= Routing and Remote Access Service =

Microsoft API and server software

Routing and Remote Access Service (RRAS) is a Microsoft API and server software that makes it possible to create applications to administer the routing and remote access service capabilities of the operating system, to function as a network router. Developers can also use RRAS to implement routing protocols. The RRAS server functionality follows and builds upon the Remote Access Service (RAS) in Windows NT 4.0.

==Overview==
RRAS was introduced with Windows 2000 and offered as a download for Windows NT 4.0.

- Multiprotocol router - The computer running RRAS can route IP, IPX, and AppleTalk simultaneously. All routable protocols are configured from the same administrative utility. RRAS included two unicast routing protocols, Routing Information Protocol (RIP) and Open Shortest Path First (OSPF) as well as IGMP routing and forwarding features for IP multicasting.
- Demand-dial router - IP and IPX can be routed over on-demand or persistent WAN links such as analog phone lines or ISDN, or over VPN connections.
- Remote access server - provides remote access connectivity to dial-up or VPN remote access clients that use IP, IPX, AppleTalk, or NetBEUI.

Routing services and remote access services used to work separately. Point-to-Point Protocol (PPP), the protocol suite commonly used to negotiate point-to-point connections, has allowed them to be combined.

RRAS can be used to create client applications. These applications display RAS common dialog boxes, manage remote access connections and devices, and manipulate phone-book entries.

==Routing and Remote Access Service Management Pack==
The Routing and Remote Access Service Management Pack helps a network administrator monitor the status and availability of computers running Windows Server 2008 R2.

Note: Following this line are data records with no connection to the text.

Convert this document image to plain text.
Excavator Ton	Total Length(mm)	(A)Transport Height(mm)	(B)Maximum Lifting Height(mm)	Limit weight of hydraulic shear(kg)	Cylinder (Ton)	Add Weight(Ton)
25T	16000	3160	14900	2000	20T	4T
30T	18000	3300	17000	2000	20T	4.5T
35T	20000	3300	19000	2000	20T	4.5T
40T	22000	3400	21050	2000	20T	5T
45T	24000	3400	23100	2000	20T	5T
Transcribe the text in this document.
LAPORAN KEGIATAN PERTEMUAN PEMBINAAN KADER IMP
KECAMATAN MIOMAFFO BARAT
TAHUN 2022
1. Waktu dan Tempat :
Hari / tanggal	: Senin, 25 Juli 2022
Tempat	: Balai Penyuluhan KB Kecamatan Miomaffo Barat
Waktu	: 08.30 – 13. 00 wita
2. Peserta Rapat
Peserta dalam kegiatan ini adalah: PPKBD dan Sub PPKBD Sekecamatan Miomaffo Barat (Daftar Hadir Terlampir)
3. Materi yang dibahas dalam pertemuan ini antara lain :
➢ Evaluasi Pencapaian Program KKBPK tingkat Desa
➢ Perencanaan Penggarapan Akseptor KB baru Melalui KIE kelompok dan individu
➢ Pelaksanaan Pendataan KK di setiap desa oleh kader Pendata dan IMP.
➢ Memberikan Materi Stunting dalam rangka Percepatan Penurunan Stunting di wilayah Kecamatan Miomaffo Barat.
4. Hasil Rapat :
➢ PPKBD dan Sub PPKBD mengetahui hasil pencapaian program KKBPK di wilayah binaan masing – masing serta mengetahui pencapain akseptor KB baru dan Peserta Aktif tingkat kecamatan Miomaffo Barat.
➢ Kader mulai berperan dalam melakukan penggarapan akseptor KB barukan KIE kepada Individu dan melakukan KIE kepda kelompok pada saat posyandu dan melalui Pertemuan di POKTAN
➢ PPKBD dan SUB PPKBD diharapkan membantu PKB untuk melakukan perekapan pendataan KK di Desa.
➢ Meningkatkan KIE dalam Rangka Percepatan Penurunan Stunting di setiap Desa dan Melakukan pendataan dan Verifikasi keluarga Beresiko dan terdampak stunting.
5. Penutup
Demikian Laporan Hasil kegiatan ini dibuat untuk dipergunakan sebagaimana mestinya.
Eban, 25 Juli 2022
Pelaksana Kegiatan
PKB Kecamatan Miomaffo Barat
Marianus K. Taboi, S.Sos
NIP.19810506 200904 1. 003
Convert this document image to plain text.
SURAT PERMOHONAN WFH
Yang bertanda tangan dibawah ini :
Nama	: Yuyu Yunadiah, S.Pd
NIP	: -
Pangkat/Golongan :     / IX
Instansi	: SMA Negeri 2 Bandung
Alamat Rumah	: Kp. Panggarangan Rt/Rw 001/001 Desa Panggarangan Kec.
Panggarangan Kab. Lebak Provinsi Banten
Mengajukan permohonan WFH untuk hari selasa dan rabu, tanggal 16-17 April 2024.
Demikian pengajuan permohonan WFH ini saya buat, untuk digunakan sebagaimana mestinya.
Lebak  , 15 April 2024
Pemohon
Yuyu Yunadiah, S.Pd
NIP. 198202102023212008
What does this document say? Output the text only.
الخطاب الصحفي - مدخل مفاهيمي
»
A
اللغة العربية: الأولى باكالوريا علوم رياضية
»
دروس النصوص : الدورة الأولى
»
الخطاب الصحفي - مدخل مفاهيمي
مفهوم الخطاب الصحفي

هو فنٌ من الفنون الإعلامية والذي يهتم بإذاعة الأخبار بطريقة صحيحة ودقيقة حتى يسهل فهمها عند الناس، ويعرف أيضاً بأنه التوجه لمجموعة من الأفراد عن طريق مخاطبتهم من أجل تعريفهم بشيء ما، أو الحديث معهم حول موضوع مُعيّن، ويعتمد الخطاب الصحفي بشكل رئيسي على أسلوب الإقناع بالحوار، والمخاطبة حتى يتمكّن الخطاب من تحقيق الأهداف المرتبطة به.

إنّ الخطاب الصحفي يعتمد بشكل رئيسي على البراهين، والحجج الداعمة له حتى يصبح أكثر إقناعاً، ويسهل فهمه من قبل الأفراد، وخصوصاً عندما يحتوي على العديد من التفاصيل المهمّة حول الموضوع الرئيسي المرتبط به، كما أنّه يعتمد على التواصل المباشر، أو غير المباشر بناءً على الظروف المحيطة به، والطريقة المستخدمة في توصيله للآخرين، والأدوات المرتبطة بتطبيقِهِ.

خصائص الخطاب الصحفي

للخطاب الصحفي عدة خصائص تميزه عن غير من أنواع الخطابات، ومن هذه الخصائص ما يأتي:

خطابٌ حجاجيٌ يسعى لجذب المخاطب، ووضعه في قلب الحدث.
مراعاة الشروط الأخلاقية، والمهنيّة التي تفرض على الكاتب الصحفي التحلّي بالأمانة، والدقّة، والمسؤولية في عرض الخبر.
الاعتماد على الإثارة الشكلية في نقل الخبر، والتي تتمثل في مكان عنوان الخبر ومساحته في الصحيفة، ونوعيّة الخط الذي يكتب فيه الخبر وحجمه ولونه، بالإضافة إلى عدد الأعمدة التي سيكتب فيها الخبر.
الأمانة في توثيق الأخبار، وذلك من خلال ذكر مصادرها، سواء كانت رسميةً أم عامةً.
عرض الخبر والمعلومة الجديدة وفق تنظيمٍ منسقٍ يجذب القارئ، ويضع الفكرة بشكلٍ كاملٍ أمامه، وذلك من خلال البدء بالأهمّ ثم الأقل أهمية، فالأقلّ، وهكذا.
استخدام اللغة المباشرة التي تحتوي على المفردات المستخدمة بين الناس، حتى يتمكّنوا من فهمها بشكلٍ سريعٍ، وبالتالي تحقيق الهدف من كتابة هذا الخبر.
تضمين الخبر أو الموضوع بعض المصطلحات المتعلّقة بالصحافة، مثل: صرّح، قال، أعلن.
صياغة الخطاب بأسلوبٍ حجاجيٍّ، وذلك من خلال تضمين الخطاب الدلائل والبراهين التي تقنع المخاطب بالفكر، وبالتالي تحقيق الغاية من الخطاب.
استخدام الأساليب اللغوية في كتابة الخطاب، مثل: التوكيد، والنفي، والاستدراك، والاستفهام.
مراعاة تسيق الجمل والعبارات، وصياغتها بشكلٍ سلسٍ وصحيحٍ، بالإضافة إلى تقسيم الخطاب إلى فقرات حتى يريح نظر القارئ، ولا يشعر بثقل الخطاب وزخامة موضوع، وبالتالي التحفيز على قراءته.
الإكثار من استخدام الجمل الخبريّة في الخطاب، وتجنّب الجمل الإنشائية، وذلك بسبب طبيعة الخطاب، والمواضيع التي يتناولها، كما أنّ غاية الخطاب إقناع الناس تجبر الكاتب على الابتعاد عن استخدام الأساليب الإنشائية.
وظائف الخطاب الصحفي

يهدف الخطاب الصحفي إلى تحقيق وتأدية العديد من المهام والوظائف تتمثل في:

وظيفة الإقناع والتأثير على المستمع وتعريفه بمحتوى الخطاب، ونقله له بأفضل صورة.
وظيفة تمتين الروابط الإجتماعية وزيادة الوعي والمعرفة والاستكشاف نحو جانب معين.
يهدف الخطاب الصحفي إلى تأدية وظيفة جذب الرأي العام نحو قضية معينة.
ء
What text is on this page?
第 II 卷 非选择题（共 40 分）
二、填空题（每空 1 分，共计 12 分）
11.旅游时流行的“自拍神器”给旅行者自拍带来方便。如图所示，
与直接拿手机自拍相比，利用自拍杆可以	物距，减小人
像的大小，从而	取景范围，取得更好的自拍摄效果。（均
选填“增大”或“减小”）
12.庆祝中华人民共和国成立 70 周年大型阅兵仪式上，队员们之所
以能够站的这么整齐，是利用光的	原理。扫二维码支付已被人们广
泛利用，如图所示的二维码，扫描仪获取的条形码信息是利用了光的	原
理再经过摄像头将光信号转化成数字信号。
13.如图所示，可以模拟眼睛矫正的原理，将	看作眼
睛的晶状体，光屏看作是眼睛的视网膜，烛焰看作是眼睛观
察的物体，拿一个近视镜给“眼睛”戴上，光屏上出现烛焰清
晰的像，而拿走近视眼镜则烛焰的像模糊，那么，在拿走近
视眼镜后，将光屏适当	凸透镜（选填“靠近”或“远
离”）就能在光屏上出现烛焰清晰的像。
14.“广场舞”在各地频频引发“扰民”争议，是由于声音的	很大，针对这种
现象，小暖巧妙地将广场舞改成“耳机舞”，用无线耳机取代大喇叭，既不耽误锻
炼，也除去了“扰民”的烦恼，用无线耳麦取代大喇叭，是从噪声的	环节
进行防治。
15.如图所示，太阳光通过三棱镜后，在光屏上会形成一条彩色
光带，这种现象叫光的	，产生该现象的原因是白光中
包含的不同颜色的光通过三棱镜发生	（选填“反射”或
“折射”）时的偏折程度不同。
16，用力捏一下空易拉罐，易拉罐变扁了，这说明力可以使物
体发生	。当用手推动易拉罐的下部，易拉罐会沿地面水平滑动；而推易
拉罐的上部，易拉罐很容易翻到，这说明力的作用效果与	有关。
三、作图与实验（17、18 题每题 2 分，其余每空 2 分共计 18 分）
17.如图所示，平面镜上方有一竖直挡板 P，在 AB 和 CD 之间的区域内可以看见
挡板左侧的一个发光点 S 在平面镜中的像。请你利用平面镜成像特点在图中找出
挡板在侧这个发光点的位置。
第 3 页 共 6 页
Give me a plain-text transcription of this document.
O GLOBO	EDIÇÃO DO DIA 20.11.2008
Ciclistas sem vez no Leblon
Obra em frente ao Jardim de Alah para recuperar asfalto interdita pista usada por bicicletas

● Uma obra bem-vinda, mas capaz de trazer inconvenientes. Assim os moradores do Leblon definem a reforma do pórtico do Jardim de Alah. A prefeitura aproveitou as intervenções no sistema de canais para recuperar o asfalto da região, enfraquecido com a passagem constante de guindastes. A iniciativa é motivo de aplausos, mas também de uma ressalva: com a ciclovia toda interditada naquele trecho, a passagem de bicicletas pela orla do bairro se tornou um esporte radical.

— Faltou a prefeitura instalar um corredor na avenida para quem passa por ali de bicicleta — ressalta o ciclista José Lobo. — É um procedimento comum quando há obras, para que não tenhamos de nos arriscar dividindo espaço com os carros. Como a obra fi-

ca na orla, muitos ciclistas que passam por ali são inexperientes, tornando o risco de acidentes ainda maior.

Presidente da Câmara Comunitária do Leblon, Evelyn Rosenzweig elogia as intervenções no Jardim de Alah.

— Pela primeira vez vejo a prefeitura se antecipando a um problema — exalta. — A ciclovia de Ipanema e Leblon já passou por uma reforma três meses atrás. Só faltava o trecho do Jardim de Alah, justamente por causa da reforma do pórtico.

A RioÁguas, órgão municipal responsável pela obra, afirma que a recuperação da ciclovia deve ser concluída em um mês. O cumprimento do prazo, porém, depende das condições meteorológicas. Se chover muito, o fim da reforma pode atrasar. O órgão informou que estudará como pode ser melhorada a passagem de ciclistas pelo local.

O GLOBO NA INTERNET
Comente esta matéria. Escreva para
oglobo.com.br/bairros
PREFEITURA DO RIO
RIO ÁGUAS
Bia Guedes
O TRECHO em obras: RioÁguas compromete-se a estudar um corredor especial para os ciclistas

==Features introduced in Windows Server 2008==
- Server Manager – Application used to assist system administrators with installation, configuration, and management of other RRAS features.
- Secure Socket Tunneling Protocol
- VPN enforcement for Network Access Protection – Limits VPN connections to defined network services.
- IPv6 support – added PPPv6, L2TP, DHCPv6, and RADIUS technologies allowing them to work over IPv6.
- New cryptographic support – strengthened encryption algorithms to comply with U.S. government security requirements, in addition to removing algorithms which could not be strengthened.

==Removed technologies==
- Bandwidth Allocation Protocol (BAP) was removed from Windows Vista, and disabled in Windows Server 2008.
- X.25.
- Serial Line Internet Protocol (SLIP). SLIP-based connections will automatically be updated to PPP-based connections.
- Asynchronous Transfer Mode (ATM)
- IP over IEEE 1394
- NWLink IPX/SPX/NetBIOS Compatible Transport Protocol
- Services for Macintosh
- Open Shortest Path First (OSPF) routing protocol component in Routing and Remote Access
- Basic Firewall in RRAS (replaced with Windows Firewall)
- Static IP filter APIs for RRAS (replaced with Windows Filtering Platform APIs)
- The SPAP, EAP-MD5-CHAP, and MS-CHAP authentication protocols for PPP-based connections.